In one of the last acts of the now-finished lame-duck legislative session Tuesday, Senate President John Cullerton (D-Chicago) quietly lifted a parliamentary obstacle to a casino-expansion package that passed in 2011 but that never was sent to the governor amid fears he'd kill it.

The until-now dormant measure would grant Mayor Rahm Emanuel a city casino, permit casinos in the south suburbs, Park City, Rockford and Danville, allow slot machines at racetracks and could open Midway and O'Hare airports to those slot machines if the city wants that.

In the days after the May 2011 passage of the package, Quinn belittled the package as "top heavy" and "excessive," and the state Gaming Board chairman he appointed derided it as a "pile of garbage." Last year, Quinn rewrote and killed another gambling expansion package.

But on Wednesday, the strident tone the governor once had toward the measure was nowhere to be found as he avoided repeated questions about his intentions with the bill.

"Today's the day for the Senate and House. The members are sworn in. It's a day of ceremony and family and democracy," Quinn said after presiding over the swearing-in ceremony in the Senate at the state Capitol.

"I think it's important to kind of give the House and Senate their day. There will be plenty of time for us to work on bills," he said.

Quinn was asked if he still held the same hawkish views against the package.

"I've already opined on that in the past, but today is really a day for the new members and re-elected members to come together in bipartisan opportunity to celebrate the fact we have a democracy and we're always going to keep one," the governor said.

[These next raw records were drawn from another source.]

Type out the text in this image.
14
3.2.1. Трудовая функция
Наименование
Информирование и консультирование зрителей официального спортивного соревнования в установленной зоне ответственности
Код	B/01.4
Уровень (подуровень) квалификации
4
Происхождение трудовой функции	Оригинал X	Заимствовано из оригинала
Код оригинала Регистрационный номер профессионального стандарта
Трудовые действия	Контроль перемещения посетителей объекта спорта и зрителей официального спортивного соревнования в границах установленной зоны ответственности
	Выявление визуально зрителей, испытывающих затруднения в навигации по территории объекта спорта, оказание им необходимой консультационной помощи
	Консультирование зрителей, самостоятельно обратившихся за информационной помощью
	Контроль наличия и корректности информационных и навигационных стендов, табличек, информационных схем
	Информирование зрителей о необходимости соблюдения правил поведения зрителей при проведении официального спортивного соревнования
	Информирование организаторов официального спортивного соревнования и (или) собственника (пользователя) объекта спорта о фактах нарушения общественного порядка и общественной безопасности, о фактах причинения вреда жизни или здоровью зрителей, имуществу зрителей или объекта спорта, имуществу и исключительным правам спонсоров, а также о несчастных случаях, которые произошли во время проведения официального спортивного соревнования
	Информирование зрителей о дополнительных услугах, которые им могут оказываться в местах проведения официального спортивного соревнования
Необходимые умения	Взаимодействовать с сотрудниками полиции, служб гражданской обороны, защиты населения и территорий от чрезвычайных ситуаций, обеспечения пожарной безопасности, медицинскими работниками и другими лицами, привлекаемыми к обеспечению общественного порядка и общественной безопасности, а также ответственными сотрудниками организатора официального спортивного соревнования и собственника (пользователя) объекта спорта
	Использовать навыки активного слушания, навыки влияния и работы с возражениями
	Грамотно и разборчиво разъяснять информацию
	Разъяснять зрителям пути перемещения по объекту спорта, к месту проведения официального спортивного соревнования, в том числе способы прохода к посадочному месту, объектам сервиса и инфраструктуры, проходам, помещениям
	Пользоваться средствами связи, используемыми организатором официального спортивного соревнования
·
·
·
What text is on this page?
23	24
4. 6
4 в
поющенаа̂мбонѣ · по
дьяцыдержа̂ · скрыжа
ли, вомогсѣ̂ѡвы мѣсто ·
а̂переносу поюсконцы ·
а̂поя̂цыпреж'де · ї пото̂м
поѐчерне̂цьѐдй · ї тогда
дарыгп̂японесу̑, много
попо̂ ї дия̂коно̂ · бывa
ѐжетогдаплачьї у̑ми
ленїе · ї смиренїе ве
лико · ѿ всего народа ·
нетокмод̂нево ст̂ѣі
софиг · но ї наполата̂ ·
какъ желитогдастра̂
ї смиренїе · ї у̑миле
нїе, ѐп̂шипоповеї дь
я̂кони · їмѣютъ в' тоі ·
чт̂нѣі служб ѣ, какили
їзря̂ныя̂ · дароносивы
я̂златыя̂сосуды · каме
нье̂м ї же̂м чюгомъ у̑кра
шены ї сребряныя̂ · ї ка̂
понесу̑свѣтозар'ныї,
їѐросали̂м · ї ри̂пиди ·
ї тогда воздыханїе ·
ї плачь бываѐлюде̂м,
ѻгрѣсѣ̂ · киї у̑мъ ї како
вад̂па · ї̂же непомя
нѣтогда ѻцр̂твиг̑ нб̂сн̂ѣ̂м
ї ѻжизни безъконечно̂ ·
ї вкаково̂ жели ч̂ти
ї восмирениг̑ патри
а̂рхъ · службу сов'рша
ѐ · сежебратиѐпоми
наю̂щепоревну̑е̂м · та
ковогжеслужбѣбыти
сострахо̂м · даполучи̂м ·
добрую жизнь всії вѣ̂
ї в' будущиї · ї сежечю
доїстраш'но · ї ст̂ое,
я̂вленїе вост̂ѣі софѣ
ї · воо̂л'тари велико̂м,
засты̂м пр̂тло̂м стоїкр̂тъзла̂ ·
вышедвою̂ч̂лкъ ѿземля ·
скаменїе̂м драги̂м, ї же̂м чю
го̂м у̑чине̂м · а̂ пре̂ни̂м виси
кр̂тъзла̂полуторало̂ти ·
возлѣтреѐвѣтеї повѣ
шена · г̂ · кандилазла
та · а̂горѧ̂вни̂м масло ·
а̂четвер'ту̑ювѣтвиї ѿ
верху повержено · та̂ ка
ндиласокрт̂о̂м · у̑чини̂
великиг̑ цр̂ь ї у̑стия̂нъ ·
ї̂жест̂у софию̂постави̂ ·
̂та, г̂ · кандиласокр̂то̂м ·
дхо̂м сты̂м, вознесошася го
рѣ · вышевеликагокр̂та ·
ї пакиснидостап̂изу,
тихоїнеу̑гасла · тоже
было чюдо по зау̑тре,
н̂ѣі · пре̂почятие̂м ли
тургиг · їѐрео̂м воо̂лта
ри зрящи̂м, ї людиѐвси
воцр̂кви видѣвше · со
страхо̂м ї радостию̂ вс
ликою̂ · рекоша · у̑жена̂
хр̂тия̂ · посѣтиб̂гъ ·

Pressed on why then he wouldn't just say he'd veto it, the governor continued to weave.

"There's plenty of time for that. But today, I think it's to honor the election of new members and re-elected members of the House and Senate. I'm going to do that. I think that's a good way for all of us to celebrate the fact the election is over, and now is the time for bipartisan work on important issues like pension reform," Quinn said.

By releasing the hold, Cullerton now puts Quinn in a position where he could, should he choose to, use the legislation as a bargaining chip in his stalled pursuit of cuts to state pension benefits.

The Senate president has been an active supporter of gambling expansion, and Mayor Rahm Emanuel has pushed hard for a city casino.


The state Constitution gives the Legislature 30 calendar days to send the bill to Quinn and 60 calendar days for him to act on it - deep into the heart of the spring legislative session when presumably finding a way to solve the state's $95 billion pension crisis will remain on the frontburner after lawmakers whiffed at efforts to pass a pension bill this week.

Until the end of the lame-duck legislative session Tuesday, Cullerton had pressed for passage of a pension-cut package he helped craft that would have affected current and retired state workers and members of the General Assembly in only two of the state's five retirement systems.

The governor wasn't on the same page with Cullerton on that pension plan, saying Tuesday it wasn't "comprehensive" enough and that changes need to be made on four of the five pension funds. Emanuel didn't help muster votes for a state pension plan Quinn liked this week in the House.